In practice, the bootstrap doesn’t always get what you’re looking for. For instance, I’m looking at measurement error models and a popular one — SIMEX — uses a jackknife procedure, and only in limited situations can it come up with proper uncertainty about repeated sampling.

3 Likes

@cmcd thanks for the reply! I think more of the approach I’m personally attracted to is available in the non-parametric statistics and computational mechanics (e.g. Shalizi’s CSSR model) in which we are deriving something from the data that is not model based. My intuition says that in 10 years from now that’s what statisticians will do precisely because of the points we’ve touched on in this thread.

Sorry if I was vague, I wasn’t intending to make any point regarding the existence of probabilities; just that posteriors of theoretical or physical quantities can have a theoretical or physical interpretation, and that the posterior means something: namely, it represents how our belief should change as a result of the data.
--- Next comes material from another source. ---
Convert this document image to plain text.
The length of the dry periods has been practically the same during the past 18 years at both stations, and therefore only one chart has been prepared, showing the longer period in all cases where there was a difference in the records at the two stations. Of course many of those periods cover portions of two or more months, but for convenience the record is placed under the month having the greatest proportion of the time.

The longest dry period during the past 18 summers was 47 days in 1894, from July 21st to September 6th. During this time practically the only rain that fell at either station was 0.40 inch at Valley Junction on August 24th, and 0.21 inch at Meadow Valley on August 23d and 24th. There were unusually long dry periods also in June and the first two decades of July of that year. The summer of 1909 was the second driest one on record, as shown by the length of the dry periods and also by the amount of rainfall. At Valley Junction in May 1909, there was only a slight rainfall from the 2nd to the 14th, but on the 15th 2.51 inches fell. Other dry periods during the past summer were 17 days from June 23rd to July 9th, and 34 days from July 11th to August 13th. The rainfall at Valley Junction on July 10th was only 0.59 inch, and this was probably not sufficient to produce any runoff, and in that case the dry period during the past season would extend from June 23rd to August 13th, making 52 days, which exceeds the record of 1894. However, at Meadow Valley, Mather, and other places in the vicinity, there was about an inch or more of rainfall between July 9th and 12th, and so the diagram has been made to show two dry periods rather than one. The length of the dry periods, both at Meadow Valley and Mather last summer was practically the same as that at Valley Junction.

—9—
I guess nothing ever does :-) In picking the bootstrap as an example, I was trying to highlight that (when it applies) it has a singular interpretation.
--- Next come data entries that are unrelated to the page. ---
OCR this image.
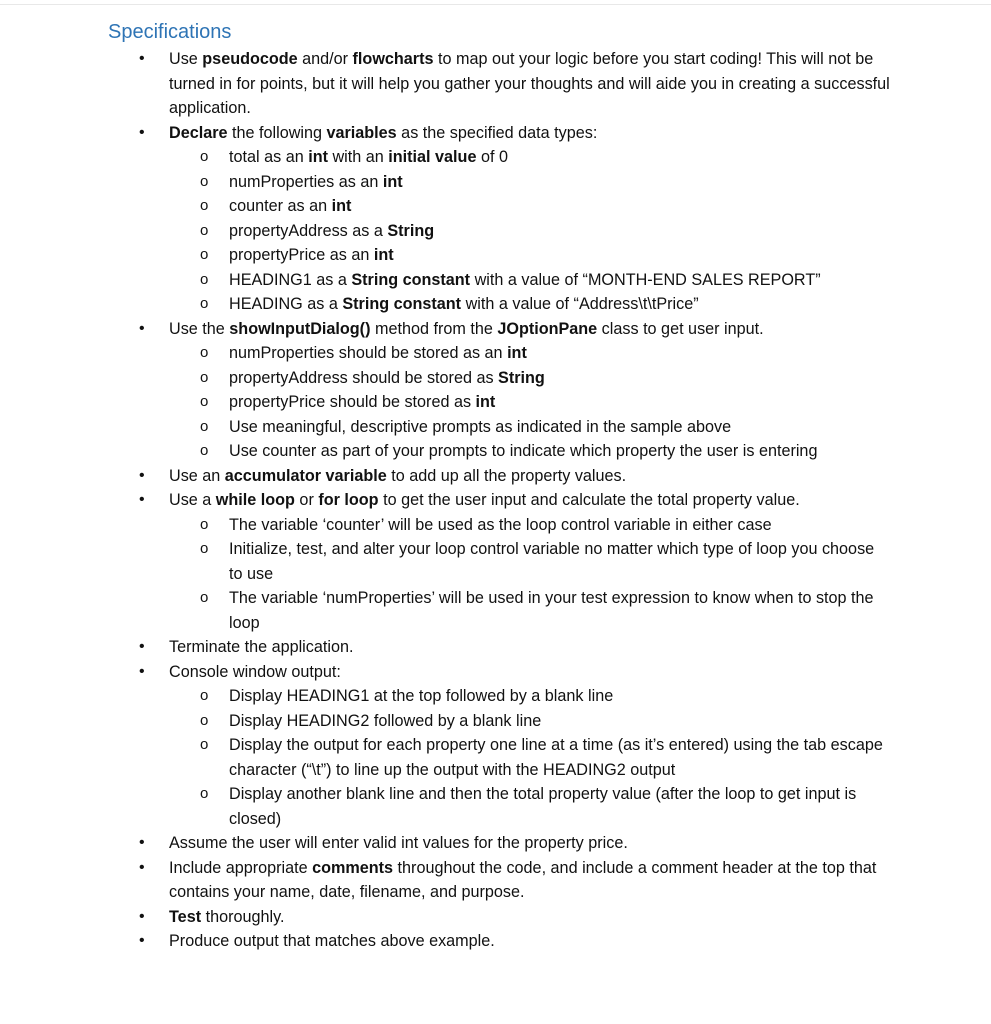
Specifications
•	Use pseudocode and/or flowcharts to map out your logic before you start coding! This will not be turned in for points, but it will help you gather your thoughts and will aide you in creating a successful application.
•	Declare the following variables as the specified data types:
o total as an int with an initial value of 0
o numProperties as an int
o counter as an int
o propertyAddress as a String
o propertyPrice as an int
o HEADING1 as a String constant with a value of “MONTH-END SALES REPORT”
o HEADING as a String constant with a value of “Address\t\tPrice”
•	Use the showInputDialog() method from the JOptionPane class to get user input.
o numProperties should be stored as an int
o propertyAddress should be stored as String
o propertyPrice should be stored as int
o Use meaningful, descriptive prompts as indicated in the sample above
o Use counter as part of your prompts to indicate which property the user is entering
•	Use an accumulator variable to add up all the property values.
•	Use a while loop or for loop to get the user input and calculate the total property value.
o The variable ‘counter’ will be used as the loop control variable in either case
o Initialize, test, and alter your loop control variable no matter which type of loop you choose to use
o The variable ‘numProperties’ will be used in your test expression to know when to stop the loop
•	Terminate the application.
•	Console window output:
o Display HEADING1 at the top followed by a blank line
o Display HEADING2 followed by a blank line
o Display the output for each property one line at a time (as it’s entered) using the tab escape character (“\t”) to line up the output with the HEADING2 output
o Display another blank line and then the total property value (after the loop to get input is closed)
•	Assume the user will enter valid int values for the property price.
•	Include appropriate comments throughout the code, and include a comment header at the top that contains your name, date, filename, and purpose.
•	Test thoroughly.
•	Produce output that matches above example.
Firstly, you need to compare apples to apples. The jackknife and bootstrap are approximation techniques to try to understand the calibration of a estimator (how it behaves across an ensemble of data from the same data generating process). These approximations are accurate only in very limited circumstances, and in particular one has to verify the accuracy in order to have any faith in the “generic” results.
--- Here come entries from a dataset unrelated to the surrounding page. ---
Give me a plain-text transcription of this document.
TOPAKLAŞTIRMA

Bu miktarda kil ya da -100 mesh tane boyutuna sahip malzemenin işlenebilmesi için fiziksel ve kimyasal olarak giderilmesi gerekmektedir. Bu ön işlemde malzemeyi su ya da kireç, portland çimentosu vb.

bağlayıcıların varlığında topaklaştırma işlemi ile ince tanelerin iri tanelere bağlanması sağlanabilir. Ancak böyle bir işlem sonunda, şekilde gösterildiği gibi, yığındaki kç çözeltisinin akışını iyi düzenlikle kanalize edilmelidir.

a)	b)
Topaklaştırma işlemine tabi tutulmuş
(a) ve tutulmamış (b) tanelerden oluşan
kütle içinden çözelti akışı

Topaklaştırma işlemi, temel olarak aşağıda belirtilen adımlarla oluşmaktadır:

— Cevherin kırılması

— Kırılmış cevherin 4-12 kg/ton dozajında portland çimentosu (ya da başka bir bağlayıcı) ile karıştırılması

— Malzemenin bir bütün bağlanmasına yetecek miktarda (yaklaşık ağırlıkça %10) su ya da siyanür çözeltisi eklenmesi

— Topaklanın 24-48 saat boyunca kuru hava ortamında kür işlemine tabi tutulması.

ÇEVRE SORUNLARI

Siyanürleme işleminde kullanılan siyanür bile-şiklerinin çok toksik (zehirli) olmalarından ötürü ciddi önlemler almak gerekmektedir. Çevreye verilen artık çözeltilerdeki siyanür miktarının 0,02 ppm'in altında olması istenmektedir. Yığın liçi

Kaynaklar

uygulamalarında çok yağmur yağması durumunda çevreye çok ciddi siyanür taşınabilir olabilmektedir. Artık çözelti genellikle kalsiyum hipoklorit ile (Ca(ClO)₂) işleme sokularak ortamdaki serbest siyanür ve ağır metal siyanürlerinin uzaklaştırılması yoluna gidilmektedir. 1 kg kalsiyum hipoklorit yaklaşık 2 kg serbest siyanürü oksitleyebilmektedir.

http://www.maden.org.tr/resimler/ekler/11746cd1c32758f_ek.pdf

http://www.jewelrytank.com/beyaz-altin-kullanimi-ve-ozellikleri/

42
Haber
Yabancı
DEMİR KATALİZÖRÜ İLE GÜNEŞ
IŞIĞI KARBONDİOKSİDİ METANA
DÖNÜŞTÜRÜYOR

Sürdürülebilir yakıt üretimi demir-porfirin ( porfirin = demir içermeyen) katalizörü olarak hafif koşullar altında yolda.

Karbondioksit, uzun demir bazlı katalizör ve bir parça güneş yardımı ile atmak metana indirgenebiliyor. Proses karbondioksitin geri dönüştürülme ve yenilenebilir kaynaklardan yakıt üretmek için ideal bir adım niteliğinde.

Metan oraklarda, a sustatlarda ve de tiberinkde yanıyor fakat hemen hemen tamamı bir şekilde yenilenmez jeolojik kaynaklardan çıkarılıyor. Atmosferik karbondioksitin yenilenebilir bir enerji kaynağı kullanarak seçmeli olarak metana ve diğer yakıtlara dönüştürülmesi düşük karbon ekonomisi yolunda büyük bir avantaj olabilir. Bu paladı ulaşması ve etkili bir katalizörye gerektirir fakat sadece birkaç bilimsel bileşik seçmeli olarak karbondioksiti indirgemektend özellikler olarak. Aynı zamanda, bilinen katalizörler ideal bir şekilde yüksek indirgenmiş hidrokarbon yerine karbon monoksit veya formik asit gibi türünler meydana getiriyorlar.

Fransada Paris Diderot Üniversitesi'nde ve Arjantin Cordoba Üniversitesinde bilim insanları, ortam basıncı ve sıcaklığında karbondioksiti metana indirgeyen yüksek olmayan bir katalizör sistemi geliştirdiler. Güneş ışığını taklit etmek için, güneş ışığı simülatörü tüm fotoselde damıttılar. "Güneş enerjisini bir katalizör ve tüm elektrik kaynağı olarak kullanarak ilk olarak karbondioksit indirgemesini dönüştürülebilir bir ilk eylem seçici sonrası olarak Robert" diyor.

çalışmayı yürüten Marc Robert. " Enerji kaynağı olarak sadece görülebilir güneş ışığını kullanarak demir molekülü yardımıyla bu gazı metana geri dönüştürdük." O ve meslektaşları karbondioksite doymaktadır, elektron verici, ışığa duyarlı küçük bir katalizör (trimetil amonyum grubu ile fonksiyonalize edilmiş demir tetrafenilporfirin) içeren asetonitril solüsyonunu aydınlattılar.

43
Regardless of the that initial comparison, when it come to prior modeling I do think that there is plenty of confusion out there regarding the interpretation of a prior model and, in particular, it’s relationship to one’s domain expertise. In particular all of the references exposing the prior as an exact realization of one’s domain expertise can be extremely frustrating given how implicit and qualitative our domain expertise seems to be when we actually reflect on it. It wasn’t until I read I.J. Good’s perspective on iterative domain expertise elicitation and principled prior models being self consistent approximations of one’s domain expertise that I was able to put everything into a self-consistent framework. In particular see the discussion in https://betanalpha.github.io/assets/case_studies/principled_bayesian_workflow.html#11_domain_expertise_consistency for why iteratively updating your prior isn’t “cheating” provided that you do it carefully.

3 Likes

I see @emiruz I probably misunderstood some of your points there. Thanks for clarifying and adding

1 Like

@betanalpha what do you think about the prior fiddling ambitions in this example:

https://discourse.mc-stan.org/t/correlation-between-bias-and-true-parameter-values

Particularly:

I don’t see what any problem with experimenting with prior models and their interaction with an observational model in a simulation study. If anything this can be interested as an investigation into which prior model properties are important for a given observational model which then sets the priorities for a proper domain expertise elicitation.

Again, as Good realized – and I tried to capture in my workflow case study linked above – it is unrealistic to expect that we can write down a prior model that captures all of our domain expertise immediately. Domain expertise elicitation takes time and effort, and in order to build a useful prior model in finite time we have to identify for which parts of model configuration space we need to prioritize our elicitation. Prior modeling in practice does not fit into the “think really hard about your domain expertise before you consider the measurement” abstraction introduced in so many Bayesian textbooks!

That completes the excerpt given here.